US VP threatens response to possible retaliatory moves by Syria
Iran Press TV
Sat Apr 14, 2018 09:44PM
US Vice President Mike Pence has threatened that Washington is set to respond to possible retaliatory moves against its missile attacks on Syria, by Damascus or its allies, specifically Russia and Iran.
"The United States is ready to respond, to defend our forces; and to be clear, the US is also ready to take additional action in a sustained way to ensure that Syria understands that there will be a price to pay if they ever use chemical weapons again," Pence proclaimed on Saturday in a press briefing in the Peruvian capital Lima, where he is attending a Latin American summit, filling in for US President Donald Trump, who did not attend to oversee the Syria bombardment.

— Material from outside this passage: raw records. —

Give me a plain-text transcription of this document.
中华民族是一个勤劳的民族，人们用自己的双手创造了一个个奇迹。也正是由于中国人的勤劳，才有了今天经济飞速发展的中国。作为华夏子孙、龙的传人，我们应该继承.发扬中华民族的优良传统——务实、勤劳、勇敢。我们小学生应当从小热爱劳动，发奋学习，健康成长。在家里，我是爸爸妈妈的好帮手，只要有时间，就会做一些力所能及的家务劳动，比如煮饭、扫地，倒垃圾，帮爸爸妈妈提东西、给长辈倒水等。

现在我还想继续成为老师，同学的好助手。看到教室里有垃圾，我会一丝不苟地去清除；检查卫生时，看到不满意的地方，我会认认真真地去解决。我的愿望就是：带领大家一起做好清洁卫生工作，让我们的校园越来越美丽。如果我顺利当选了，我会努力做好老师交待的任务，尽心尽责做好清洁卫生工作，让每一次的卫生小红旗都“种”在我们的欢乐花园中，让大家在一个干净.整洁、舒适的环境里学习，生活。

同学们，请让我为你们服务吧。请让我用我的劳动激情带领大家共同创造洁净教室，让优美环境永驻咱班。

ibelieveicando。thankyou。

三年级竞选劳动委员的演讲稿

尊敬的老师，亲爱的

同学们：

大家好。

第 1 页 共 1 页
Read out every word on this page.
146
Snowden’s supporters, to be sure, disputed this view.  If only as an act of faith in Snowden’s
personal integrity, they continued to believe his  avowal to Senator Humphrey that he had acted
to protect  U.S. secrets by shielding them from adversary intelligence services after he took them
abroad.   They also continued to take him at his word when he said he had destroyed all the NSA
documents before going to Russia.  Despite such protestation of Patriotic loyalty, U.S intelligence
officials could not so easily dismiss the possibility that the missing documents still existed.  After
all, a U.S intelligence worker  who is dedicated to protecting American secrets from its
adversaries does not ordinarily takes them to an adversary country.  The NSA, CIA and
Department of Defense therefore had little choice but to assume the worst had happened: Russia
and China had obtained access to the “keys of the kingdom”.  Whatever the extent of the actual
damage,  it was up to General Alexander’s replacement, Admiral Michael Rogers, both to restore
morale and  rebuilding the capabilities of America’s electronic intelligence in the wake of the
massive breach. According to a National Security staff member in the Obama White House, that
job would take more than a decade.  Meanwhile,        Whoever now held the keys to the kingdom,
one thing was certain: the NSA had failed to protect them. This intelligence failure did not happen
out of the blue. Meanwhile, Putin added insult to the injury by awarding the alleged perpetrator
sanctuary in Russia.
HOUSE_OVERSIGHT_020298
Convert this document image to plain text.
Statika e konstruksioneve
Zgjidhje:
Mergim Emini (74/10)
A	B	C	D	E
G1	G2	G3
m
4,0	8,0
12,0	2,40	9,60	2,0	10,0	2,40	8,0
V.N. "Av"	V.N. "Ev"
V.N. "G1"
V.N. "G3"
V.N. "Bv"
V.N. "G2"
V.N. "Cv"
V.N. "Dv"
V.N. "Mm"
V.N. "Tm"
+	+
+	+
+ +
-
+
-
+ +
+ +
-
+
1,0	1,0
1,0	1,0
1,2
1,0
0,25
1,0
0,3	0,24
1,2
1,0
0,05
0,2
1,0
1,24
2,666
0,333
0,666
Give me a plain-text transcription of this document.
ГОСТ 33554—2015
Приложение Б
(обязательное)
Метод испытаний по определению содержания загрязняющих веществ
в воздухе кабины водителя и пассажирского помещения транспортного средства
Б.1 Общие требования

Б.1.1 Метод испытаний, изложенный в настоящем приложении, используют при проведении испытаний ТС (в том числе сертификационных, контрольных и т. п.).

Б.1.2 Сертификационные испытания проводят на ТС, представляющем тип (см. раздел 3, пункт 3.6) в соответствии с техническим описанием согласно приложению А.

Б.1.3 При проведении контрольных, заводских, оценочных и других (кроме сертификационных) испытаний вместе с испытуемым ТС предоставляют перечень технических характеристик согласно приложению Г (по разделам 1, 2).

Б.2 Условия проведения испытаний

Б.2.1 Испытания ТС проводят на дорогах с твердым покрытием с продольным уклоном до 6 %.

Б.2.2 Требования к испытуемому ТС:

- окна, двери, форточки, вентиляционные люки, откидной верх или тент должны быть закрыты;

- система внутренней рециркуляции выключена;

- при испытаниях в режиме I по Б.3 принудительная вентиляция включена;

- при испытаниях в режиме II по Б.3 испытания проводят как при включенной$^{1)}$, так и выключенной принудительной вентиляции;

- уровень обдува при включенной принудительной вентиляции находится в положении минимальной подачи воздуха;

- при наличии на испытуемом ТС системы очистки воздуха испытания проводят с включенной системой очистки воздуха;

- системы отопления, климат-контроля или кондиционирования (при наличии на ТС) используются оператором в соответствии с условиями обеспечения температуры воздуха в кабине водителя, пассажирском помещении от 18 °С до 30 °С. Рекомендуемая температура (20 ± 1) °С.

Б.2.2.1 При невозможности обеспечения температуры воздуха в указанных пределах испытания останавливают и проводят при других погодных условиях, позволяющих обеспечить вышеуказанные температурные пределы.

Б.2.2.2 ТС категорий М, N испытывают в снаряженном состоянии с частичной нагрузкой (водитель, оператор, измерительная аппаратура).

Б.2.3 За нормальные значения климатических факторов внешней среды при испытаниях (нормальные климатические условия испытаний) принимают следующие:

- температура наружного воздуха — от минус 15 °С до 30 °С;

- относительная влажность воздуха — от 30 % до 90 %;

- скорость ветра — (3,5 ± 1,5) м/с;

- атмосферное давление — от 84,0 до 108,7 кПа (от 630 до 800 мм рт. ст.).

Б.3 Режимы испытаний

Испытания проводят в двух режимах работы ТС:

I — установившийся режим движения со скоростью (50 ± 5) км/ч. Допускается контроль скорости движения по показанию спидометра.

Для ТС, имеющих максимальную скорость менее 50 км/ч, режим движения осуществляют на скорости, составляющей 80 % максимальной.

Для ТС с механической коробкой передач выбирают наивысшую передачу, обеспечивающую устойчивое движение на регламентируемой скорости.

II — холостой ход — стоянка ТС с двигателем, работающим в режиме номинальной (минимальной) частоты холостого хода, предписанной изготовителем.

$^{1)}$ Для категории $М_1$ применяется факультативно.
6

He further underlined that Trump and his advisers did consider the possibility of a military response from Syria, Russia or Iran in the days leading up to the US-led attack on Friday night.
The remarks came a day after the American military, in collaboration with Britain and France, carried out what it routinely describes as "precision strikes" on three targets in Syria that it falsely claimed to be associated with the country's alleged chemical weapons arsenal, without producing any evidence.
"We believe that it has significantly eroded and crippled the ability of the regime to produce chemicals," Pence further claimed despite the fact that the previous US administration was heavily involved in the process of Syria's dismantling of its entire chemical weapons arsenal back in 2014 in the presence of international inspectors.
Meanwhile, the US-led attack drew immediate and fierce condemnation from Syria as well as China, Russia Iran and Iraq, accusing Washington, London and Paris of deliberately violating international law and blatantly breaching Syria's sovereignty.
Pence, however, justified the attack by merely stating that the US did not act alone, claiming that other leaders at the Latin American summit had both publicly and privately expressed support for the Syria bombardment.
In condemning the US-led attack, Syrian President Bashar al-Assad insisted on Saturday that the missile strikes would only strengthen his nation's resolve to keep its fight against Western-backed terror groups and "crush terrorism in every inch of the nation."
Syria came under attack one week after a suspected chemical weapons attack hit the Syrian town of Douma near Damascus.
Western countries blamed the incident on the Syrian government, but Damascus rejected the accusations as "chemical fabrications" made by the foreign-sponsored terrorists themselves in a bid to halt advances by government forces.
Syria's Foreign Ministry strongly slammed Saturday's strikes as a "brutal, barbaric aggression," saying they would only ignite "tensions in the world and pose threat to the international peace and security as a whole."